AL

Anton Leicht

8 karmaJoined

Comments
1

Thank you for the post, it's interesting and, I think, neglected work on realistic scenarios to take a look at positive goals. 

I have a relatively easy time imagining what a stable failure mode looks like - if everyone's dead, for instance, it seems like they're likely to stay dead. I'm somewhat less certain about how to model a truly stable success mode. What you describe seems to be in essence one successfully aligned AGI and how we might get there. Do you think that is sufficient to be a stable good state regarding AI safety - i.e. a state in which the collective field of AI safety can take a breath and say 'we did it, let's pack it up'? I ask this because it seems important to not be hasty about defining success modes, a false sense of security seems generally dangerous.

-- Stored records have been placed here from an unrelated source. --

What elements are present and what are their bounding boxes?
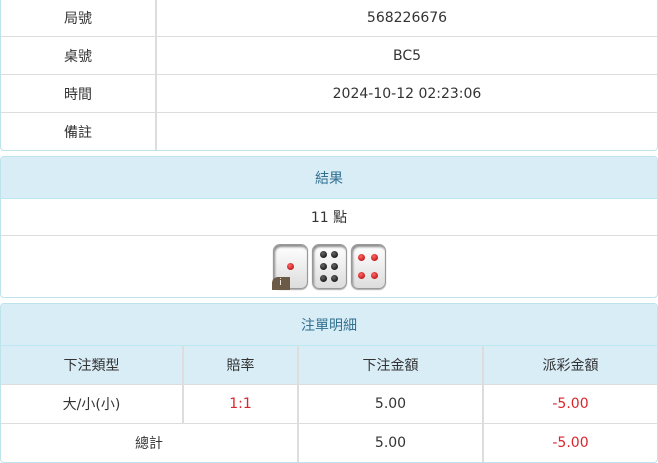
- pip: [357, 254, 365, 262]
- table-row: 大/小(小) 1:1 5.00 -5.00: [1, 384, 657, 424]
- bet-header-row: 下注類型 賠率 下注金額 派彩金額: [1, 346, 657, 385]
- odds: 1:1: [183, 384, 299, 424]
- pip: [331, 275, 339, 283]
- bet-type: 大/小(小): [1, 384, 184, 424]
- pip: [331, 250, 339, 258]
- pip: [371, 254, 379, 262]
- header-payout: 派彩金額: [483, 346, 657, 385]
- pip: [319, 250, 327, 258]
- bet-details-panel: 注單明細 下注類型 賠率 下注金額 派彩金額 大/小(小) 1:1 5.00 -…: [0, 303, 658, 463]
- label: 桌號: [1, 37, 157, 74]
- info-row-table: 桌號 BC5: [1, 36, 657, 74]
- pip: [357, 271, 365, 279]
- info-row-note: 備註: [1, 112, 657, 150]
- die-6: [311, 244, 347, 289]
- total-label: 總計: [1, 423, 299, 462]
- pip: [319, 275, 327, 283]
- info-row-time: 時間 2024-10-12 02:23:06: [1, 74, 657, 112]
- pip: [286, 263, 294, 270]
- result-points: 11 點: [310, 210, 348, 226]
- round-info-table: 局號 568226676 桌號 BC5 時間 2024-10-12 02:23:06 …: [0, 0, 658, 151]
- payout: -5.00: [483, 384, 657, 424]
- label: 備註: [1, 113, 157, 150]
- die-1: i: [271, 244, 308, 290]
- result-title: 結果: [1, 157, 657, 199]
- label: 時間: [1, 75, 157, 112]
- value: BC5: [392, 47, 422, 64]
- header-amount: 下注金額: [298, 346, 484, 385]
- header-bet-type: 下注類型: [1, 346, 184, 385]
- header-odds: 賠率: [183, 346, 299, 385]
- value: 568226676: [366, 9, 448, 26]
- pip: [319, 263, 327, 270]
- value: [157, 113, 657, 150]
- bet-details-title: 注單明細: [1, 304, 657, 346]
- bet-table: 下注類型 賠率 下注金額 派彩金額 大/小(小) 1:1 5.00 -5.00 …: [1, 346, 657, 462]
- bet-amount: 5.00: [298, 384, 484, 424]
- info-icon[interactable]: i: [271, 277, 290, 290]
- die-4: [350, 244, 386, 289]
- info-row-round: 局號 568226676: [1, 0, 657, 36]
- dice-row: i: [1, 235, 657, 297]
- result-panel: 結果 11 點 i: [0, 156, 658, 298]
- total-amount: 5.00: [298, 423, 484, 462]
- pip: [371, 271, 379, 279]
- dice-group: i: [271, 244, 386, 290]
- label: 局號: [1, 0, 157, 36]
- total-payout: -5.00: [483, 423, 657, 462]
- pip: [331, 263, 339, 270]
- value: 2024-10-12 02:23:06: [332, 85, 482, 102]
- total-row: 總計 5.00 -5.00: [1, 423, 657, 462]
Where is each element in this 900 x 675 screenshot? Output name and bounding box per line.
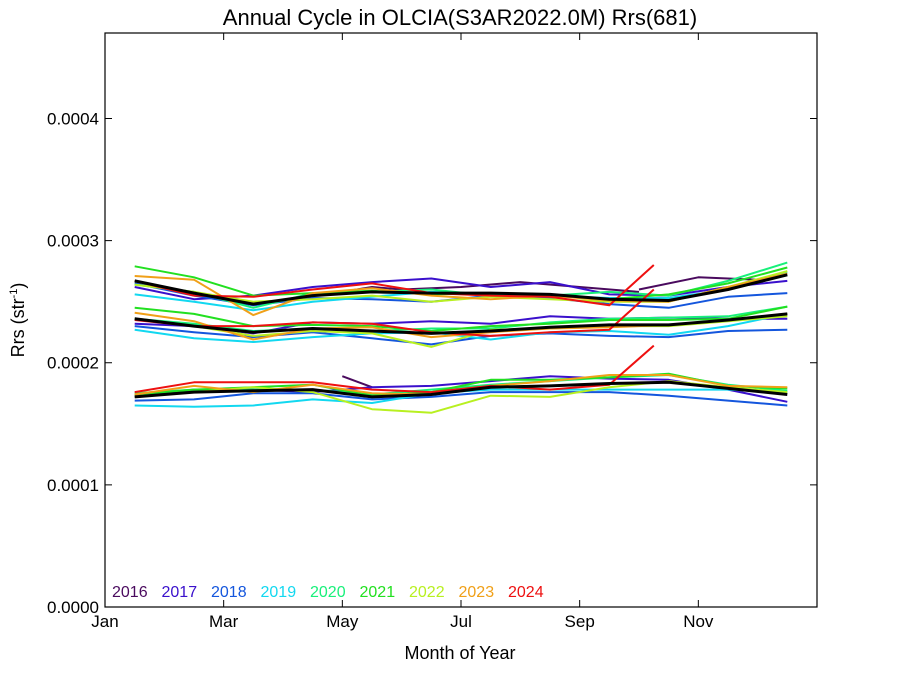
legend: 2016 2017 2018 2019 2020 2021 2022 2023 2024 [112, 584, 544, 601]
chart-title: Annual Cycle in OLCIA(S3AR2022.0M) Rrs(6… [223, 5, 697, 30]
y-tick-label-3: 0.0003 [47, 232, 99, 251]
series-2016 [341, 276, 758, 389]
legend-item-2023: 2023 [459, 584, 495, 601]
y-axis: 0.0000 0.0001 0.0002 0.0003 0.0004 [47, 109, 817, 617]
y-tick-label-0: 0.0000 [47, 598, 99, 617]
series-2016-line-0 [341, 375, 373, 389]
series-2024-line-2 [134, 344, 655, 394]
legend-item-2022: 2022 [409, 584, 445, 601]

I would imagine you might think that one aligned AGI can prevent less well-aligned AGIs from coming into existence; but that of course might come with a potentially concerningly powerful influence on the world. Or that there is a general baseline interest in not building unaligned AGI, so that once the alignment problem is solved, there's just no reason for unaligned AGI coming into existence? Especially in a very slow, multipolar take-off scenario, an isolated success in aligning one AGI doesn't necessarily seem to translate to a global success story. (Even less so if you're worried about how the unaligned and aligned AI might interact).

Another failure mode for an ostensibly stable good state is of course that you just think the AI is aligned and the actions suggested by its value function only come apart from what we think it should do (doesn't even need to be a particularly treacherous or a particularly big turn). Accordingly, some success modes might be more stable than others - i.e. in how certain we can be that the AI is actually correctly aligned and not just seemingly. 

This is a bit of a random collection of thoughts - the TL;DR question version might be: How stable do you think the success in your success stories is?